We had survived the hardest years of our startup. They had sworn they would never marry anyone but me. And now, they were using Alex as a weapon to destroy me.
"I just need to use the restroom," I gasped, the pain in my stomach twisting into sharp cramps. I was doubled over, barely able to speak, leaning against the wall for support.
A female colleague was the first to notice something was seriously wrong. She stood up to help me.
Isabelle shoved her away. "Don't touch him." She sneered at me. "Is this how you do it, Simon? Drink a little, then play the weak, vulnerable man to win over your female clients?"
The colleague who had tried to help me blushed with embarrassment. "Isabelle, I think you're mistaken. He really doesn't look well."
Olivia let out a derisive laugh. "He knows he's made a fool of himself. This is all an act."
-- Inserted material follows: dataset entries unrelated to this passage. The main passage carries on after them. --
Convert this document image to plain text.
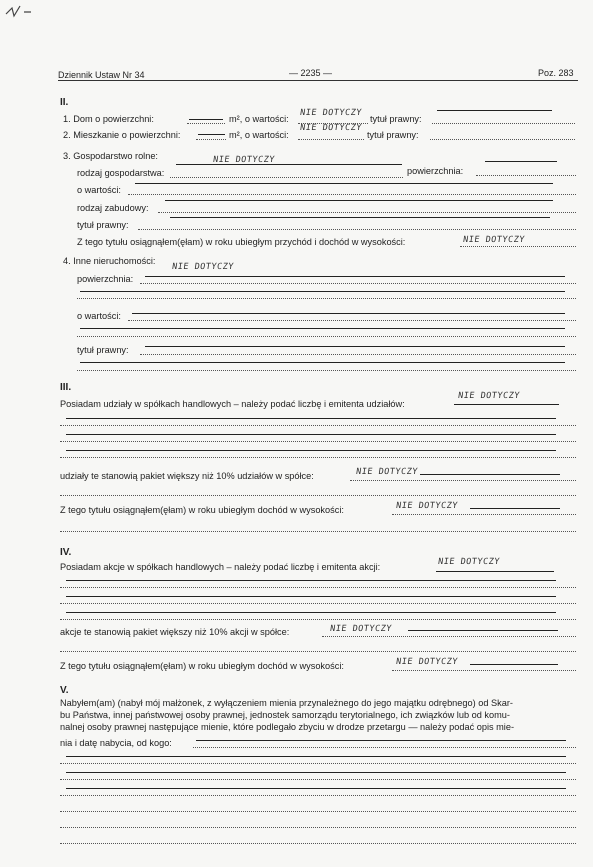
Dziennik Ustaw Nr 34	— 2235 —	Poz. 283
II.
1. Dom o powierzchni:	m², o wartości:
NIE DOTYCZY
tytuł prawny:
2. Mieszkanie o powierzchni:	m², o wartości:
NIE DOTYCZY
tytuł prawny:
3. Gospodarstwo rolne:	NIE DOTYCZY
rodzaj gospodarstwa:	powierzchnia:
o wartości:
rodzaj zabudowy:
tytuł prawny:
Z tego tytułu osiągnąłem(ęłam) w roku ubiegłym przychód i dochód w wysokości:	NIE DOTYCZY
4. Inne nieruchomości:
powierzchnia:
NIE DOTYCZY
o wartości:
tytuł prawny:
III.
Posiadam udziały w spółkach handlowych – należy podać liczbę i emitenta udziałów:
NIE DOTYCZY
udziały te stanowią pakiet większy niż 10% udziałów w spółce:	NIE DOTYCZY
Z tego tytułu osiągnąłem(ęłam) w roku ubiegłym dochód w wysokości:	NIE DOTYCZY
IV.
Posiadam akcje w spółkach handlowych – należy podać liczbę i emitenta akcji:	NIE DOTYCZY
akcje te stanowią pakiet większy niż 10% akcji w spółce:	NIE DOTYCZY
Z tego tytułu osiągnąłem(ęłam) w roku ubiegłym dochód w wysokości:	NIE DOTYCZY
V.
Nabyłem(am) (nabył mój małżonek, z wyłączeniem mienia przynależnego do jego majątku odrębnego) od Skar-
bu Państwa, innej państwowej osoby prawnej, jednostek samorządu terytorialnego, ich związków lub od komu-
nalnej osoby prawnej następujące mienie, które podlegało zbyciu w drodze przetargu — należy podać opis mie-
nia i datę nabycia, od kogo:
I couldn't blame her for not believing me. For years, no matter how sick I felt from drinking, I had always pushed through it. This was the path I chose.
I had embraced the struggle of building something from nothing, thrived on the sense of accomplishment. In their eyes, I was invincible.
Alex, having enjoyed the show long enough, now stepped forward with a glass of hot water, a look of faux concern on his face. "Mr. Davies, no matter how you landed the contract, you're a hero to this company. We're all grateful for your contribution."
His words were gasoline on a fire.
Isabelle, who had been supporting me, abruptly let go, as if I were something unclean. "If you don't want to be here, then just go home." She then walked over to the restroom and began vigorously washing her hands.
Under the contemptuous glares of everyone at the table, I clutched my stomach and turned to leave.
But Alex stopped me. As he grabbed my arm, the scalding water from the glass he was holding splashed onto both of our hands. I recoiled instinctively, pushing him away.
Olivia shot up from her seat, yelling for a waiter to bring an ice pack for Alex. She didn't seem to notice that the majority of the hot water had landed on me. Alex had a small red patch on his hand. The back of my hand was completely scalded.
Isabelle came out of the restroom, saw Alex on the verge of tears, and her anger finally boiled over.